Experiment No. 3 evaluated the influence of filtration rate on the oil-extracting capability of the TGT model gas mixture and used a faster filtration rate (21 cm3/h) than in Expt. No. 2. An extraction coefficient of 93% was attained if a faster injection rate was used, i.e., the increased displacement rate allowed extraction coefficients corresponding to mixed displacement of oil by gas to be obtained. Mixed and limited-mixed displacement differed little at high reservoir temperatures because of low interfacial tension (IFT) and low oil viscosity, which explained the obtained result. Thus, oil was effectively displaced by interacting with the TGT gas mixture and APG. This provided a high degree of oil extraction from the field.

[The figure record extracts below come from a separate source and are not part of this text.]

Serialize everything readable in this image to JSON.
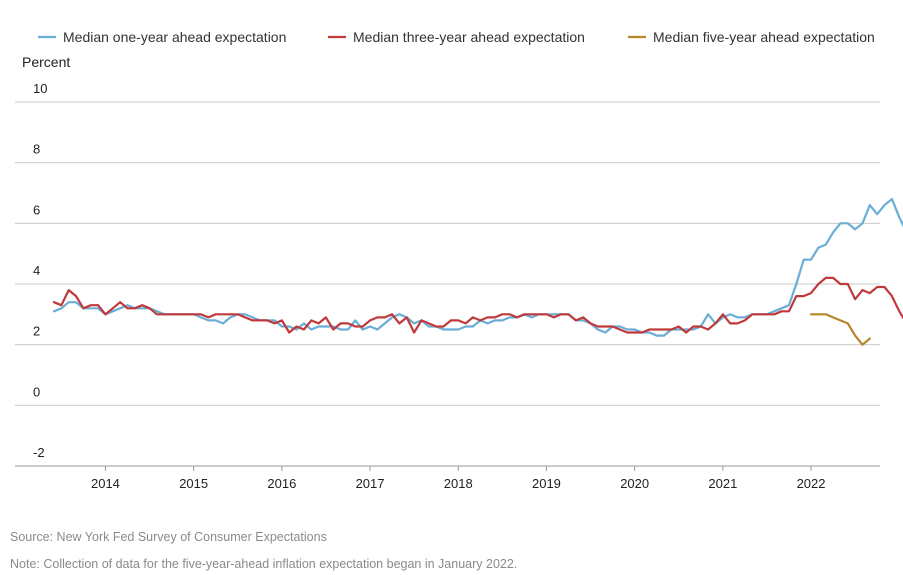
{
  "chart_data": {
    "type": "line",
    "ylabel": "Percent",
    "ylim": [
      -2,
      10
    ],
    "yticks": [
      10,
      8,
      6,
      4,
      2,
      0,
      -2
    ],
    "xlabels": [
      "2014",
      "2015",
      "2016",
      "2017",
      "2018",
      "2019",
      "2020",
      "2021",
      "2022"
    ],
    "x_start": "2013-06",
    "grid": "horizontal",
    "legend_position": "top",
    "series": [
      {
        "name": "Median one-year ahead expectation",
        "color": "#6aaed6",
        "start": "2013-06",
        "values": [
          3.1,
          3.2,
          3.4,
          3.4,
          3.2,
          3.2,
          3.2,
          3.0,
          3.1,
          3.2,
          3.3,
          3.2,
          3.2,
          3.2,
          3.1,
          3.0,
          3.0,
          3.0,
          3.0,
          3.0,
          2.9,
          2.8,
          2.8,
          2.7,
          2.9,
          3.0,
          3.0,
          2.9,
          2.8,
          2.8,
          2.8,
          2.6,
          2.6,
          2.5,
          2.7,
          2.5,
          2.6,
          2.6,
          2.6,
          2.5,
          2.5,
          2.8,
          2.5,
          2.6,
          2.5,
          2.7,
          2.9,
          3.0,
          2.9,
          2.7,
          2.8,
          2.6,
          2.6,
          2.5,
          2.5,
          2.5,
          2.6,
          2.6,
          2.8,
          2.7,
          2.8,
          2.8,
          2.9,
          2.9,
          3.0,
          2.9,
          3.0,
          3.0,
          3.0,
          3.0,
          3.0,
          2.8,
          2.8,
          2.7,
          2.5,
          2.4,
          2.6,
          2.6,
          2.5,
          2.5,
          2.4,
          2.4,
          2.3,
          2.3,
          2.5,
          2.5,
          2.5,
          2.5,
          2.6,
          3.0,
          2.7,
          2.9,
          3.0,
          2.9,
          2.9,
          3.0,
          3.0,
          3.0,
          3.1,
          3.2,
          3.3,
          4.0,
          4.8,
          4.8,
          5.2,
          5.3,
          5.7,
          6.0,
          6.0,
          5.8,
          6.0,
          6.6,
          6.3,
          6.6,
          6.8,
          6.2,
          5.7,
          5.4
        ]
      },
      {
        "name": "Median three-year ahead expectation",
        "color": "#c0393b",
        "start": "2013-06",
        "values": [
          3.4,
          3.3,
          3.8,
          3.6,
          3.2,
          3.3,
          3.3,
          3.0,
          3.2,
          3.4,
          3.2,
          3.2,
          3.3,
          3.2,
          3.0,
          3.0,
          3.0,
          3.0,
          3.0,
          3.0,
          3.0,
          2.9,
          3.0,
          3.0,
          3.0,
          3.0,
          2.9,
          2.8,
          2.8,
          2.8,
          2.7,
          2.8,
          2.4,
          2.6,
          2.5,
          2.8,
          2.7,
          2.9,
          2.5,
          2.7,
          2.7,
          2.6,
          2.6,
          2.8,
          2.9,
          2.9,
          3.0,
          2.7,
          2.9,
          2.4,
          2.8,
          2.7,
          2.6,
          2.6,
          2.8,
          2.8,
          2.7,
          2.9,
          2.8,
          2.9,
          2.9,
          3.0,
          3.0,
          2.9,
          3.0,
          3.0,
          3.0,
          3.0,
          2.9,
          3.0,
          3.0,
          2.8,
          2.9,
          2.7,
          2.6,
          2.6,
          2.6,
          2.5,
          2.4,
          2.4,
          2.4,
          2.5,
          2.5,
          2.5,
          2.5,
          2.6,
          2.4,
          2.6,
          2.6,
          2.5,
          2.7,
          3.0,
          2.7,
          2.7,
          2.8,
          3.0,
          3.0,
          3.0,
          3.0,
          3.1,
          3.1,
          3.6,
          3.6,
          3.7,
          4.0,
          4.2,
          4.2,
          4.0,
          4.0,
          3.5,
          3.8,
          3.7,
          3.9,
          3.9,
          3.6,
          3.1,
          2.7,
          2.9
        ]
      },
      {
        "name": "Median five-year ahead expectation",
        "color": "#b5862a",
        "start": "2022-01",
        "values": [
          3.0,
          3.0,
          3.0,
          2.9,
          2.8,
          2.7,
          2.3,
          2.0,
          2.2
        ]
      }
    ]
  },
  "notes": {
    "source": "Source: New York Fed Survey of Consumer Expectations",
    "note": "Note: Collection of data for the five-year-ahead inflation expectation began in January 2022."
  }
}
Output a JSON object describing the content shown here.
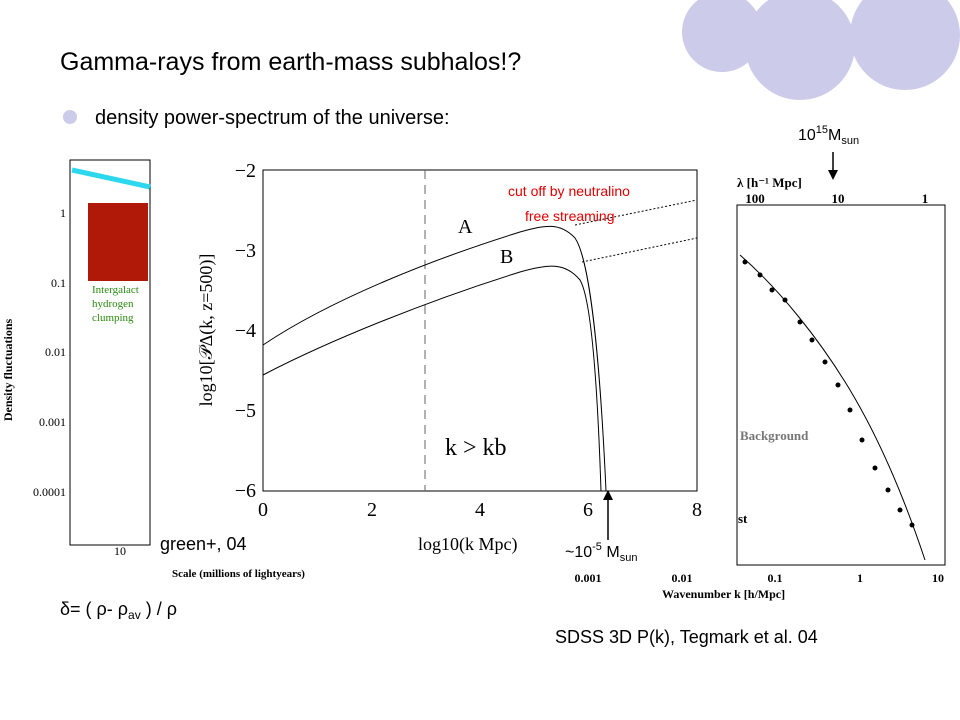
{
  "header": {
    "title": "Gamma-rays from earth-mass subhalos!?",
    "bullet": "density power-spectrum of the universe:"
  },
  "left_plot": {
    "ylabel": "Density fluctuations",
    "yticks": [
      "1",
      "0.1",
      "0.01",
      "0.001",
      "0.0001"
    ],
    "xticks": [
      "10"
    ],
    "xlabel": "Scale (millions of lightyears)",
    "inset": [
      "Intergalact",
      "hydrogen",
      "clumping"
    ],
    "credit": "green+, 04"
  },
  "center_plot": {
    "ylabel": "log10[𝒫Δ(k, z=500)]",
    "yticks": [
      "−2",
      "−3",
      "−4",
      "−5",
      "−6"
    ],
    "xticks": [
      "0",
      "2",
      "4",
      "6",
      "8"
    ],
    "xlabel": "log10(k Mpc)",
    "curves": [
      "A",
      "B"
    ],
    "region": "k > kb",
    "cutoff": [
      "cut off by neutralino",
      "free streaming"
    ],
    "mass_low": {
      "base": "~10",
      "exp": "-5",
      "unit": " M",
      "sub": "sun"
    }
  },
  "right_plot": {
    "top_label": "λ [h⁻¹ Mpc]",
    "top_ticks": [
      "100",
      "10",
      "1"
    ],
    "xticks": [
      "0.001",
      "0.01",
      "0.1",
      "1",
      "10"
    ],
    "xlabel": "Wavenumber k [h/Mpc]",
    "notes": [
      "Background",
      "st"
    ],
    "mass_high": {
      "base": "10",
      "exp": "15",
      "unit": "M",
      "sub": "sun"
    },
    "credit": "SDSS 3D P(k), Tegmark et al. 04"
  },
  "formula": {
    "a": "δ= ( ρ- ρ",
    "sub": "av",
    "b": " ) / ρ"
  }
}
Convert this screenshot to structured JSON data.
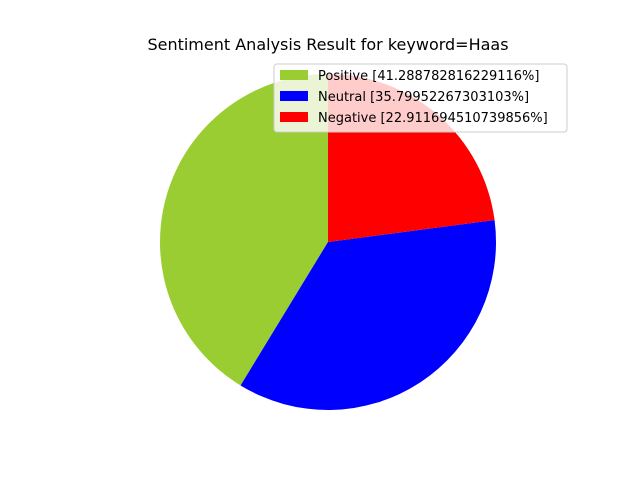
{
  "chart_data": {
    "type": "pie",
    "title": "Sentiment Analysis Result for keyword=Haas",
    "start_angle_deg": 90,
    "direction": "counterclockwise",
    "legend_position": "top-right",
    "slices": [
      {
        "label": "Positive [41.288782816229116%]",
        "value": 41.288782816229116,
        "color": "#9acd32"
      },
      {
        "label": "Neutral [35.79952267303103%]",
        "value": 35.79952267303103,
        "color": "#0000ff"
      },
      {
        "label": "Negative [22.911694510739856%]",
        "value": 22.911694510739856,
        "color": "#ff0000"
      }
    ]
  }
}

Capillary forces must be suppressed, i.e., IFT must be reduced, for oil production from low-permeability reservoirs. The IFT decreases to zero if the miscibility of the gas and oil increases (in mixed displacement). The miscibility of the oil and gas could be increased if a slug of C3+ hydrocarbons was injected before the gas. A study of the influence of pretreatment with the PBF on the oil-extracting characteristics of methane (Table 3) showed that injecting a slug of the PBF could increase the miscibility from unmixed to mixed displacement for extraction of oil using PBF + methane. The mixture of light PBF-type hydrocarbons would be produced in the field because Tyumen suite oil usually has a high gas factor.

It is noteworthy that the TGT gas agent should be inert to rock. Its use to extract oil should not reduce the permeability of clayey rock, which could be observed for oil extraction by H2O.

Thus, the research found that:

  • the intrastratal transformation product of air was a highly efficient oil-extracting agent under the conditions of Jurassic reservoirs;

  • oils from different fields were oxidized at approximately equal rates, i.e., HPAI could be used at practically any light-oil field without additional research;

  • the induction period of the main oil autooxidation step was rather short for reservoir temperatures >60-70°C, which ensured safe performance of the process;

  • the miscibility of the gas could be increased to full miscibility with oil by injecting a PBF slug [or analogous broad fraction of light hydrocarbons (BFLH)];

  • a combination of horizontal drilling, MHFR, HPAI, and a BFLH slug was recommended for developing Tyumen suite oil reserves in order to increase the miscibility of the oil and gas agent.